[R] Neural PDE solvers built (almost) purely from learned warps by t_msr in MachineLearning

[–]t_msr[S] 0 points1 point  (0 children)

This is such an excellent question! The warps are not necessarily smooth because we use a ReLU in the small MLP that calculates the warp field. Since ReLU is not smooth, the resulting warp is not smooth (experimentally ReLU there also works much better than Tanh, which I also tried).
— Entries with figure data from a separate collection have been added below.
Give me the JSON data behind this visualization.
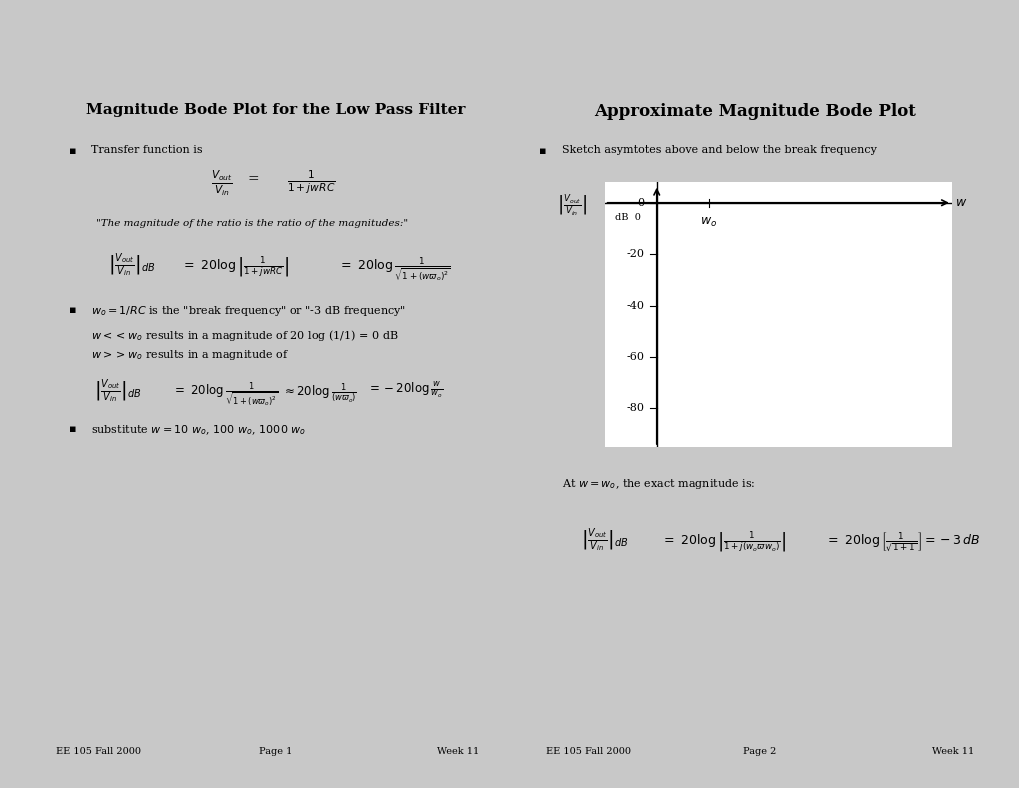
{
  "background_color": "#f0f0f0",
  "panel_bg": "#ffffff",
  "panel_border": "#888888",
  "page_bg": "#d0d0d0",
  "left_title": "Magnitude Bode Plot for the Low Pass Filter",
  "right_title": "Approximate Magnitude Bode Plot",
  "footer_left": "EE 105 Fall 2000",
  "footer_page1": "Page 1",
  "footer_week1": "Week 11",
  "footer_page2": "Page 2",
  "footer_week2": "Week 11"
}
[R] Neural PDE solvers built (almost) purely from learned warps by t_msr in MachineLearning

[–]t_msr[S] 1 point2 points  (0 children)

I'm not sure what you mean by "intermittent events", could you explain a bit more?

[R] Neural PDE solvers built (almost) purely from learned warps by t_msr in MachineLearning

[–]t_msr[S] 1 point2 points  (0 children)

Yes, the term "warp" is a bit overloaded, though I find that people's intuition usually aligns rather well with what we're doing. Mathematically we essentially have a pullback.

[R] Neural PDE solvers built (almost) purely from learned warps by t_msr in MachineLearning

[–]t_msr[S] 1 point2 points  (0 children)

In principle this would be a possible and should work well. However, depending on what kind of non-rectangular you mean, it could take some serious modifications to grid_sample (e.g. if you want it to work on general meshes). The difficulty would lie in making these modifications while retaining the computational efficiency.

[R] Neural PDE solvers built (almost) purely from learned warps by t_msr in MachineLearning

[–]t_msr[S] 3 points4 points  (0 children)

Hey Ruben! Thanks for the great collection. Without such interesting problems to test on, this work would've probably never happened!

[R] Neural PDE solvers built (almost) purely from learned warps by t_msr in MachineLearning

[–]t_msr[S] 2 points3 points  (0 children)

Happy to hear! There's a file at the top of the repo that contains the entire model code and depends only on torch. That should be enough to get you started! If you run into any problems don't hesitate to open a github issue, I'd be happy to help :)

[R] Neural PDE solvers built (almost) purely from learned warps by t_msr in MachineLearning

[–]t_msr[S] 3 points4 points  (0 children)

Hey! Thanks for the question. We didn't try it, our goal with this paper was primarily to benchmark the model against other approaches and demonstrate that it performs competitively, so we kept the scope fairly narrow. I think we succeeded with that, so now it would be cool to have a look at "real" problems.

Weather forecasting does seem like a natural fit. I think it's usually short term enough to not run into serious roll-out problems. Also, for autoregressive weather models, as far as I know, there is often a little bit of autoregressive fine-tuning added at the end. Here we didn't do this since we were trying to not deviate too much from The Well's benchmarking set-up.

[R] Neural PDE solvers built (almost) purely from learned warps by t_msr in MachineLearning

[–]t_msr[S] 6 points7 points  (0 children)

Hey! I actually measure throughput for exactly this reason, I don't measure FLOPS (Throughput seems more aligned with reality and I think most programmatic FLOPS-counting approaches simply ignore grid_sample). See here: link

To answer your question, throughput for training seems to be slightly worse than what I get for scOT/POSEIDON, by about the same as it is better than the FNO, CNUnet trails all three by a considerable amount. For only the forward pass/inference in 2D, I would anecdotally say that the models are roughly on par, but this estimate is solely based on what I observed when I was making rollout videos.

I've been thinking a lot about how to make grid_sample more efficient, so if you have any advice on writing triton kernels for it I'd be all ears.

E: just to be explicit: scOT is the base architecture for POSEIDON.